The General Unease With Wesley Clark

William M. Arkin is a military affairs analyst who writes regularly for Opinion. E-mail: warkin@igc.org.

America became intimate with its generals during the first Gulf War, when Colin L. Powell and H. Norman Schwarzkopf entered millions of households via CNN. The two men, though both quite popular, could not have been more different.

Powell was photogenic and polished, an American success story. He was a general in the most modern sense, with political and leadership abilities as refined as his military cunning. "Stormin' Norman" Schwarzkopf was a battlefield guy. Known for impolitic outbursts, he was a soldier's soldier, with unlimited loyalty to his troops.

Now we're getting to know a third Army general, Wesley K. Clark, who announced his candidacy for president in September. It remains to be seen how much support Clark, who ended his military career commanding NATO forces in Kosovo, can drum up from the electorate. But his campaign has so far been met with a surprising lack of support from his former colleagues in the military. Several of his onetime Pentagon bosses have publicly declared that they will not support him. Those declarations have pointed up one of the candidate's major liabilities: Too many of those who have worked with him can't stand him.

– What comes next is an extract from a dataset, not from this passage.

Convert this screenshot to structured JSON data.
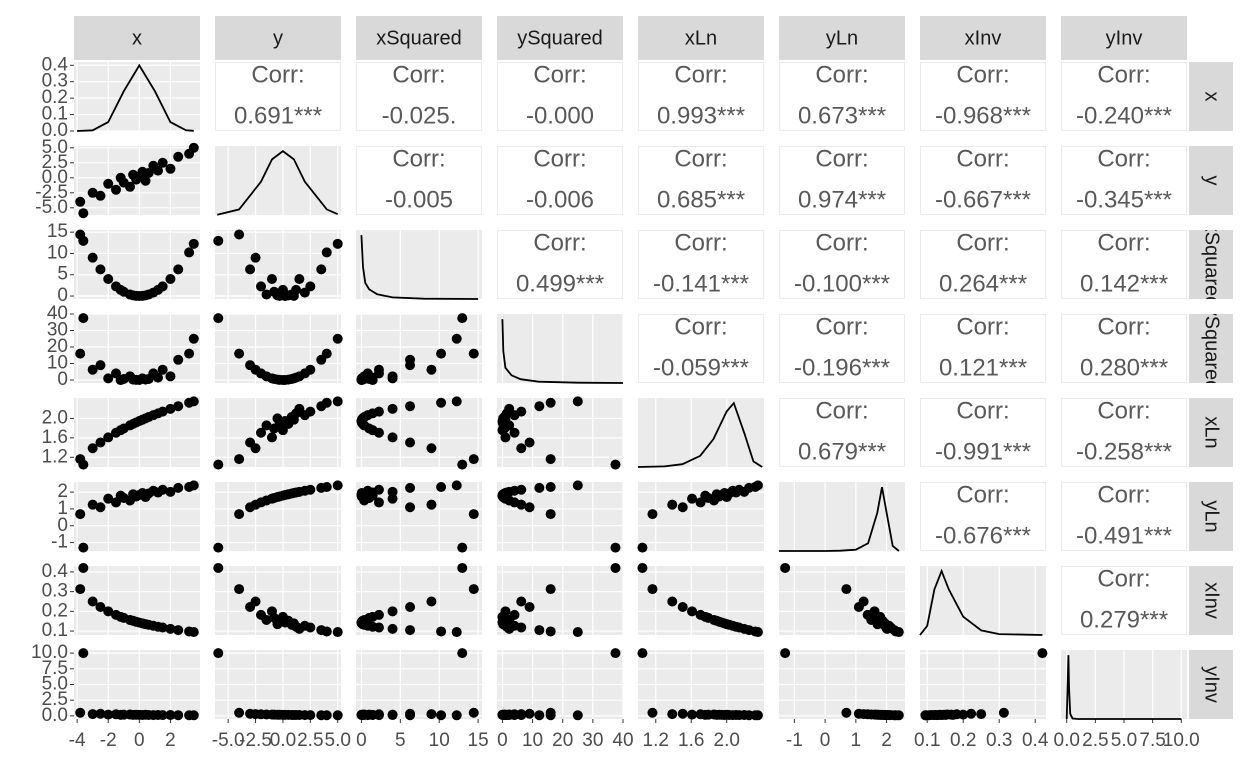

The first of the prominent Clark detractors was retired Army Gen. Henry "Hugh" Shelton, Clark's last boss and former chairman of the Joint Chiefs of Staff. Shelton was asked whether he would support Clark during a question-and-answer session after a September lecture in California. "I've known Wes for a long time," Shelton said. "I will tell you the reason he came out of Europe early had to do with integrity and character issues.... I'll just say Wes won't get my vote." Shelton has declined to elaborate.

After Shelton's remark, William S. Cohen, secretary of Defense during Clark's time in Kosovo, had this to say to CNN about why Clark was removed from his European post three months earlier than planned: "There was friction between Gen. Clark and myself.... I felt that the ax, as such, when it fell, spoke for itself." Then came Gen. Dennis Reimer, the senior Army officer when Clark retired and also a member of the Joint Chiefs. Clark, he said, "focused too much upward and not down on the soldiers." In military circles, that is considered a major liability for a commander.

Clark said he and Shelton had had "professional disagreements, and obviously for him they became personal." Later, he noted that Shelton's "smear" was more understandable if one considered that Shelton was an informal advisor to fellow North Carolinian Sen. John Edwards, like Clark a Democratic presidential contender.

Clark has not specifically responded to Cohen or Reimer, though the campaign's release of 178 pages of military records and evaluations -- most of his straight-A report cards going back to his West Point days -- is supposed to show that the general wouldn't have been awarded four stars unless his superiors had thought very highly of him.

To be fair to Clark, he and Shelton did have one enormous "professional disagreement." Clark pushed for U.S. involvement in the Kosovo conflict in 1999, even arguing for a full-scale ground war. Shelton -- along with much of the Army leadership -- believed that Yugoslavia was not sufficiently important to America's vital interests to justify a major engagement of U.S. forces.

It is still unclear why Shelton became suspicious of Clark's "integrity." Contrary to what some have asserted, Clark was not operating through a back channel to the White House. Shelton was always Clark's primary point of contact with policymakers. Shelton, Cohen and others did become frustrated with Clark's fervent belief in the Kosovo cause, worrying that his advocacy clouded his military judgment.

Part of the trouble might have been that if Clark was a true believer, he served a secretary of Defense who believed in remaining neutral on matters of foreign policy. A Republican serving in a Democratic administration, Cohen carefully avoided activism, seeing his job as implementing rather than making policy. In 2000, when Clark was recalled from his NATO post three months before he was scheduled to retire, the Pentagon gave the lame excuse that he was being relieved to make way for another general who had to assume the position in order not to retire. But the subtext was clear. Cohen couldn't stand Clark and wanted his own man in the job. He achieved that by appointing Joseph W. Ralston, then vice chairman of the Joint Chiefs. Ralston was Cohen's main advisor and ally in the Pentagon and today works with Cohen as vice chairman of the Cohen Group consulting company.

The criticisms by Reimer, Cohen and Shelton clearly stem, in part, from their having disagreed with Clark over matters of policy. But high-ranking defense officials have disagreements all the time and don't always develop such strong dislikes. Do the criticisms cast any real light on whether Clark would be a good president? Perhaps.

The difference between Clark and the other generals who've become household names -- Schwarzkopf and Powell -- is that the others both engendered strong loyalties. Schwarzkopf was revered by the men and women he commanded, Powell by the leaders he served. Powell, like Clark, was a political general, and yet he was widely respected by both those above and below him in the hierarchy.

Clark too had his strong admirers, most prominent his commander in chief, President Clinton. But he also had prominent detractors, including his three primary military bosses.

"Personalities are important factors in history and military affairs, even though we don't like to admit it," Clark wrote in his book "Waging Modern War." They are a factor in presidential races as well.